Well, for starters, he begins by saying, “I’m sad for the repercussions of my actions.”
What about the actions, fella?
He goes on to say, “I’m sad for the people of Lululemon.”
For real? Not for insulting your customer base?
Ultimately, he concludes, “I take responsibility for what has occurred.”
Not, you will note, for what he said, but for what has occurred (and I’m guessing he’s sorrier about his plummeting stock price than he is about alienating his patrons.)
I hope we call all agree that was a disaster.
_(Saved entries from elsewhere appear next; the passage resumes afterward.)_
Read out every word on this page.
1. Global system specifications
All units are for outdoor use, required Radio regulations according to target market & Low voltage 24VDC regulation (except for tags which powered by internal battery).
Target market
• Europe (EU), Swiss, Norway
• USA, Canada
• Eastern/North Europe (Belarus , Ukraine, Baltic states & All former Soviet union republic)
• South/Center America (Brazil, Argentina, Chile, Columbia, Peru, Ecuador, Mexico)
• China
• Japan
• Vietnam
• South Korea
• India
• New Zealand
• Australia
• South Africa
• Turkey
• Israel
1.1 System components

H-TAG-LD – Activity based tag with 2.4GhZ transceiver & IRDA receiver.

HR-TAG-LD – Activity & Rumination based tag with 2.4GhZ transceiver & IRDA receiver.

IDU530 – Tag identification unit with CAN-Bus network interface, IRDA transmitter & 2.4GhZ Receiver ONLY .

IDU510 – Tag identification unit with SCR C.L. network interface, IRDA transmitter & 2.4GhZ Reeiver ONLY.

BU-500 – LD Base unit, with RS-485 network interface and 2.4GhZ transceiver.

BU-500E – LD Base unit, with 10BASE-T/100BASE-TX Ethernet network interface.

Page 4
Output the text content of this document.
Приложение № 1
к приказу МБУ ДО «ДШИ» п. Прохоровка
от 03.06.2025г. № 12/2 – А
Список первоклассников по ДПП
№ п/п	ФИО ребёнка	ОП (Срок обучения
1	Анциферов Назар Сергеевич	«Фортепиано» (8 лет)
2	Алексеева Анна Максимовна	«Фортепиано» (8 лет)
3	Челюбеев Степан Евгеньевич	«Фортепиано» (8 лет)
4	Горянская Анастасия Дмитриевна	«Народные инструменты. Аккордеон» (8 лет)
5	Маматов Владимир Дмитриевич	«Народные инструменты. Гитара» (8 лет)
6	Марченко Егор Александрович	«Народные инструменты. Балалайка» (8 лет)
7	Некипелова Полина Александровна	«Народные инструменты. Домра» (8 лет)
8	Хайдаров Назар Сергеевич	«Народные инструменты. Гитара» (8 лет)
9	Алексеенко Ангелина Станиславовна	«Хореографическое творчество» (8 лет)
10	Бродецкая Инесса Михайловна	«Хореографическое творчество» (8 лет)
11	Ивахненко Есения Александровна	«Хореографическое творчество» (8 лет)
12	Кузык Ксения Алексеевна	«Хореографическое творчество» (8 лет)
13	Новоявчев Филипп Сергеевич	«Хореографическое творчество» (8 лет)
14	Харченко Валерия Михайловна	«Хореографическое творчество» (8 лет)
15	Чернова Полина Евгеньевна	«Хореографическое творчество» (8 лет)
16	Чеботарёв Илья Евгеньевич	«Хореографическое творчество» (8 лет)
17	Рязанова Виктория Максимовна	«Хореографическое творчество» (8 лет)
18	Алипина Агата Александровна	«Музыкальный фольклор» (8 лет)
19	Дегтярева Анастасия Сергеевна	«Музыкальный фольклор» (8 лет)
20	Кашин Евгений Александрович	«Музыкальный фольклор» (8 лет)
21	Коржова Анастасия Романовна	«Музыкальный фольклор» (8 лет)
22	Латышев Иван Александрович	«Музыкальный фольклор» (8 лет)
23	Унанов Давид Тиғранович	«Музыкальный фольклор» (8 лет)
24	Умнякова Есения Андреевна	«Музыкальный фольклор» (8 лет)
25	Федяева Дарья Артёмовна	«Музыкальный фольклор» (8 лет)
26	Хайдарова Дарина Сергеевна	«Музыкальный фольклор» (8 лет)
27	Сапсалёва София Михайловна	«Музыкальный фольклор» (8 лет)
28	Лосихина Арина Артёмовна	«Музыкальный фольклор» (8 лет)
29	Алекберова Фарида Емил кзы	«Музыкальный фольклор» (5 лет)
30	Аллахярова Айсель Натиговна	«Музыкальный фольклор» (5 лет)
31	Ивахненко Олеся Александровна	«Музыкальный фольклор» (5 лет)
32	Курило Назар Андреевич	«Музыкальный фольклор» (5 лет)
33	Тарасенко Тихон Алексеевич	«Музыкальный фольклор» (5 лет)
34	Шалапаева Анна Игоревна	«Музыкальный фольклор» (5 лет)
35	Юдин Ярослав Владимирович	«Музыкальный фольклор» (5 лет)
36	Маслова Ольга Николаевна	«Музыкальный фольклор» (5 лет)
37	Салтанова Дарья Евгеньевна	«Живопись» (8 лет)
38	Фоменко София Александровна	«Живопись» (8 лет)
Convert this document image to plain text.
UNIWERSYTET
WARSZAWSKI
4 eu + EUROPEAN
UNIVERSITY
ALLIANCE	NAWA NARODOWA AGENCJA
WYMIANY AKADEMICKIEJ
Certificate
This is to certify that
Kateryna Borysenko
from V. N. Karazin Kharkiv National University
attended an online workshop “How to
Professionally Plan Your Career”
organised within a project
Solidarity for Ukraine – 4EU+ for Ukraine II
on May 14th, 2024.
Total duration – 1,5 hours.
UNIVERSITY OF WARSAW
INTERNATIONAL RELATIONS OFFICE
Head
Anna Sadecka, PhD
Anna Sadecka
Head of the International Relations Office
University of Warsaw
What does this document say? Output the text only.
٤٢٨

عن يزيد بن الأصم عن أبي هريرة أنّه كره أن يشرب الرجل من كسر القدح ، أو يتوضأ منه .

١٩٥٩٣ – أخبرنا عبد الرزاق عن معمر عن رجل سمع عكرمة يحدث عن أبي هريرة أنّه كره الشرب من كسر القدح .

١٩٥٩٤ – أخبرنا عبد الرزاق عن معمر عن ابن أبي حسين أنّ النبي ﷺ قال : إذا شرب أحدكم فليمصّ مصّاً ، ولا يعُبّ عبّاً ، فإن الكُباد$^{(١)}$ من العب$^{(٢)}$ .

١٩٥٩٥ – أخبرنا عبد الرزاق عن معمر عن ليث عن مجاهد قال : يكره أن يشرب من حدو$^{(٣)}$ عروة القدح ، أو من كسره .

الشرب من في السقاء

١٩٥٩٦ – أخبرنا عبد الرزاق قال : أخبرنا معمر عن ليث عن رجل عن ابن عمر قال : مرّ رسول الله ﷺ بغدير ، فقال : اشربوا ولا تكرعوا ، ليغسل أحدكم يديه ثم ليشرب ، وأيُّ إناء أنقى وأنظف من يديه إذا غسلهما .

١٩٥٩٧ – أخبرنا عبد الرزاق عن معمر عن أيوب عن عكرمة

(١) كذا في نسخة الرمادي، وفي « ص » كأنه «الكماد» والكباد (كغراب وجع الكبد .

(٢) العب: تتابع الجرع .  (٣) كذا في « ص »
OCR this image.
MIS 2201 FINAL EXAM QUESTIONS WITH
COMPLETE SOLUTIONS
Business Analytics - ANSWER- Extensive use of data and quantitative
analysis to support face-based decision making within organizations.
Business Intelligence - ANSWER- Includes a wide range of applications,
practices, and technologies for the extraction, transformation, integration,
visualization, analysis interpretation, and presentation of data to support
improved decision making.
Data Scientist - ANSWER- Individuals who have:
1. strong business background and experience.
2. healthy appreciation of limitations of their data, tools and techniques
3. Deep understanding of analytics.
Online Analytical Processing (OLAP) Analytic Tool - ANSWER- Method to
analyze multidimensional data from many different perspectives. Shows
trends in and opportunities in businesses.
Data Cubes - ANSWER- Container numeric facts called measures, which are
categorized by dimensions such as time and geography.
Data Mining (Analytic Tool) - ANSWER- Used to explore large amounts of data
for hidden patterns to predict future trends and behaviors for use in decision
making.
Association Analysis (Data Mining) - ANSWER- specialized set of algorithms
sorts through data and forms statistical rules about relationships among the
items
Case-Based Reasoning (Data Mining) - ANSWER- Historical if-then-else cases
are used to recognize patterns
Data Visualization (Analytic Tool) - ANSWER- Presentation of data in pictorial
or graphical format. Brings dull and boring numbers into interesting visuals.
What, then, do I think is an effective apology?
I’m so glad you asked.
Maple Leaf Foods, in Canada, had an incident with listeria some time ago. When it occurred, the President and CEO issued an apology. For me, it is one of the most effective on record.
Why do I think it works?
First, it outlines the action steps Maple Leaf took to avoid further deaths.
Second, sympathy is offered to his customer base.
Third, he admits they failed and he apologizes.
Finally, he states their policy for moving forward.
Now there are some of you that are thinking there is a big difference between pilling yoga pants and death—and I would be the first to admit that. My job, however is to parse what I am seeing. Given that, should you ever (heaven forfend) have to apologize for anything I recommend following Maple Leaf’s blueprint as opposed to Lululemon’s.